At the same time, that safety measure means Alaska Aerospace can’t yet move ahead with construction of the new launch pad. The $3 million will buy an environmental assessment and basic planning, but it won’t cover bulldozers and construction contracts.
“We’ve got the $25 million from the state, and Aerospace is moving forward with design, but they can’t build until they have a contract and customers,” said Rep. Alan Austerman, R-Kodiak, a nonvoting member of the Alaska Aerospace board of directors.
Campbell said the project’s environmental assessment should be complete within the next 60 to 90 days. By that time, he hopes Lockheed will be ready to commit fully.
If Lockheed doesn’t come through, there is still another option.
This fall, aerospace corporation Orbital Sciences will launch Antares, a new medium-lift rocket competing with Lockheed’s.
Orbital’s first Antares will lift off from a launch pad in Virginia, but the company has not yet picked a West Coast launch site. Kodiak is in the running, an Orbital representative said at last week’s Alaska Rocket and Space Summit in Anchorage.
If Orbital does come, Alaska Aerospace needs to know sooner rather than later. Lockheed’s rocket is solid-fueled, requiring less infrastructure on the ground. Orbital’s missile is liquid-fueled, meaning complicated fueling equipment would have to be ordered ahead of time, and a different design would be needed.
“To some degree, it’s best for Orbital to make their decision early,” Campbell said.
In the best-case scenario for Alaska Aerospace, both companies would want to launch from Kodiak and a design could be drawn up for that.
To avoid missing this summer’s construction season, however, Alaska Aerospace needs an answer soon.
“In the next 30, maybe even 60 days, it doesn’t really matter,” Campbell said. “Probably by September at the latest, we’d have to go into final designs for construction. When they have a manifest, when I have a launch schedule, I can get funding from a bank.”
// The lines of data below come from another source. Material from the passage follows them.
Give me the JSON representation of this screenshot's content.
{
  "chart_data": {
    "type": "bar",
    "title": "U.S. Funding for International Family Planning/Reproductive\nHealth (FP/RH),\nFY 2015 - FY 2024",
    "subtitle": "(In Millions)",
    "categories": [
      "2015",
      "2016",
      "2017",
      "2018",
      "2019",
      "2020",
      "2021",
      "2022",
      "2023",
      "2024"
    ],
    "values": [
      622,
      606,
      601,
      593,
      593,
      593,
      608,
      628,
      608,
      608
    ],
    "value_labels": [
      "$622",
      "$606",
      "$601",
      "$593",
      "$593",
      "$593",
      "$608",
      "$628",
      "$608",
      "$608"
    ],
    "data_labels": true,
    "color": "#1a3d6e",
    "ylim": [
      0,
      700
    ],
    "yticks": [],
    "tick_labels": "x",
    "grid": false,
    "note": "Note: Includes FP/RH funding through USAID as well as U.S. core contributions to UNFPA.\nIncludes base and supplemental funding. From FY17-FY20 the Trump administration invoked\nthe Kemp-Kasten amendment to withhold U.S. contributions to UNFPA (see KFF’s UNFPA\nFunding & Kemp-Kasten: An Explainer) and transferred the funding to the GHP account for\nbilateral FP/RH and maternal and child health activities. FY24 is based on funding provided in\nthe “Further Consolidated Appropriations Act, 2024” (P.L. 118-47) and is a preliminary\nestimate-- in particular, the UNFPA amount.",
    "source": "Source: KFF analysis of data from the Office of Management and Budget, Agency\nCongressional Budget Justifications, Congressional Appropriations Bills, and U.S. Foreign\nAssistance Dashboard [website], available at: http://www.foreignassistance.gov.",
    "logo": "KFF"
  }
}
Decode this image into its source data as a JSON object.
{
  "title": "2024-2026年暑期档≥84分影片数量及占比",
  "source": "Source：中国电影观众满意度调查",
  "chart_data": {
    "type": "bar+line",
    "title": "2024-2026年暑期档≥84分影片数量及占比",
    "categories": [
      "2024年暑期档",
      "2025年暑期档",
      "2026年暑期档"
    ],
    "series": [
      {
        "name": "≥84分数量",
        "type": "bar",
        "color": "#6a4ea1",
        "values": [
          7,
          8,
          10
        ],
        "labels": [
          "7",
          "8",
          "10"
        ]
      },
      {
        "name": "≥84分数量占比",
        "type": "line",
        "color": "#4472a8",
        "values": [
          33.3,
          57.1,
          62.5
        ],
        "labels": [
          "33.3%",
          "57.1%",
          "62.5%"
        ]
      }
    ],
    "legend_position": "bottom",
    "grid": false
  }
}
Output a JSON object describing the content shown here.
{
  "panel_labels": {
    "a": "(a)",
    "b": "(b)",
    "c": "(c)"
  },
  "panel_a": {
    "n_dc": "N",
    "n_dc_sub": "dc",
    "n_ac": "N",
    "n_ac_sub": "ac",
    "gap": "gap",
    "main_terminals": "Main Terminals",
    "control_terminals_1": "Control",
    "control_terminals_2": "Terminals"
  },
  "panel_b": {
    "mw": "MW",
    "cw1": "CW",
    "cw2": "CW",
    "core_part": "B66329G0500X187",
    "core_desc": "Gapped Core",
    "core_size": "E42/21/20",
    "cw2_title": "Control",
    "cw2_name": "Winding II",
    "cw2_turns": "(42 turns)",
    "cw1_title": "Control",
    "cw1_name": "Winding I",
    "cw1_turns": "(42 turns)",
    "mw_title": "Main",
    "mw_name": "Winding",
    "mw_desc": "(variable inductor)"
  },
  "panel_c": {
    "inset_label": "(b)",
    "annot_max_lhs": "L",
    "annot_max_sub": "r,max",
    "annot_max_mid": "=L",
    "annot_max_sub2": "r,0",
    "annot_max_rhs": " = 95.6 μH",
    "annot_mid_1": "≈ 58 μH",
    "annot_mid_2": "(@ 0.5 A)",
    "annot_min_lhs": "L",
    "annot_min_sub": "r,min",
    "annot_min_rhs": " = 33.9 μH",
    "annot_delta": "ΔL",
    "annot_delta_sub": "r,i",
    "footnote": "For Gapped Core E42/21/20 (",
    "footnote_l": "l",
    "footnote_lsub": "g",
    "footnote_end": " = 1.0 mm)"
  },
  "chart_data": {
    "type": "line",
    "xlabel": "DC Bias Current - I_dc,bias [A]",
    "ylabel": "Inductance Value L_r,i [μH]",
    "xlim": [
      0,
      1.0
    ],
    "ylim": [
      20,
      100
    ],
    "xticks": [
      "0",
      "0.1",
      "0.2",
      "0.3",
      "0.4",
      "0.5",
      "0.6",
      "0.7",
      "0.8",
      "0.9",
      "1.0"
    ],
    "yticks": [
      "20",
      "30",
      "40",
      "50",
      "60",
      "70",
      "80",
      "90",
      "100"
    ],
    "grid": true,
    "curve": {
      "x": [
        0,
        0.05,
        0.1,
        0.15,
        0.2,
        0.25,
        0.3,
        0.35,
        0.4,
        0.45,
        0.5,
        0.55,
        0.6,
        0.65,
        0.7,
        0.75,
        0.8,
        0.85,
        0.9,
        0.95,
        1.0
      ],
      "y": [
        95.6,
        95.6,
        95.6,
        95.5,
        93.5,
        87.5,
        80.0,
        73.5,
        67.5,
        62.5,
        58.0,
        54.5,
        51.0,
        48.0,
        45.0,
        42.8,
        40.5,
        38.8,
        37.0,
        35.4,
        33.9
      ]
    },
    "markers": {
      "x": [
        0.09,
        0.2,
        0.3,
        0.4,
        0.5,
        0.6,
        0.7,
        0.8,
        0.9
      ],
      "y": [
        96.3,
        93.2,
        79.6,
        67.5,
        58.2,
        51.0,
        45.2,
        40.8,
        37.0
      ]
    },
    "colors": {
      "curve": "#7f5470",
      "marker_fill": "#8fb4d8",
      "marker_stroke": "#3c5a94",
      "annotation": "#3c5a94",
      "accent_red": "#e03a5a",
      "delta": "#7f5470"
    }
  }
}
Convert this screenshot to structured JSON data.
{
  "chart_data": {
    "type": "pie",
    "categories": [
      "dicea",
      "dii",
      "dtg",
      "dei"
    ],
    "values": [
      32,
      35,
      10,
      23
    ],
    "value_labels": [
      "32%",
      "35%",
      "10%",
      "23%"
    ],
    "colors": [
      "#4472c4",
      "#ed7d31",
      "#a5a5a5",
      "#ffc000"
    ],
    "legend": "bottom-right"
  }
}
Work can be done in the winter, but it’s more expensive and difficult.
A bigger problem than difficult construction is Alaska Aerospace’s financial footing. This spring, Parnell asked the Legislature for, and received, $8 million in operating funds for the corporation.
At the time, several legislators mentioned they would be reluctant to approve more funding for the corporation without the interest of private industry.
At last week’s summit in Anchorage, that interest showed up.
Representatives from Lockheed, Orbital, rocket engine maker ATK and Boeing flew to Anchorage, as did at least 10 Alaska legislators and representatives of the University of Alaska.
Summit organizer Sen. Gary Stevens, R-Kodiak, was pleased with the turnout and the ideas floated by attendees.
“The opportunities sound really great, and I was pleased to hear what everybody else was thinking,” he said.
Campbell agreed, saying the meeting was a good chance for the aerospace industry to see Alaska is taking it seriously and for legislators to see that industry is looking at Alaska on equal terms.
Austerman said he was most interested in the reassurance that industry is interested in the Kodiak Launch Complex.
“They’re interested in doing business in Alaska,” he said.
Until that interest turns physical, however, Alaska Aerospace has its dreams in the clouds and its feet standing still.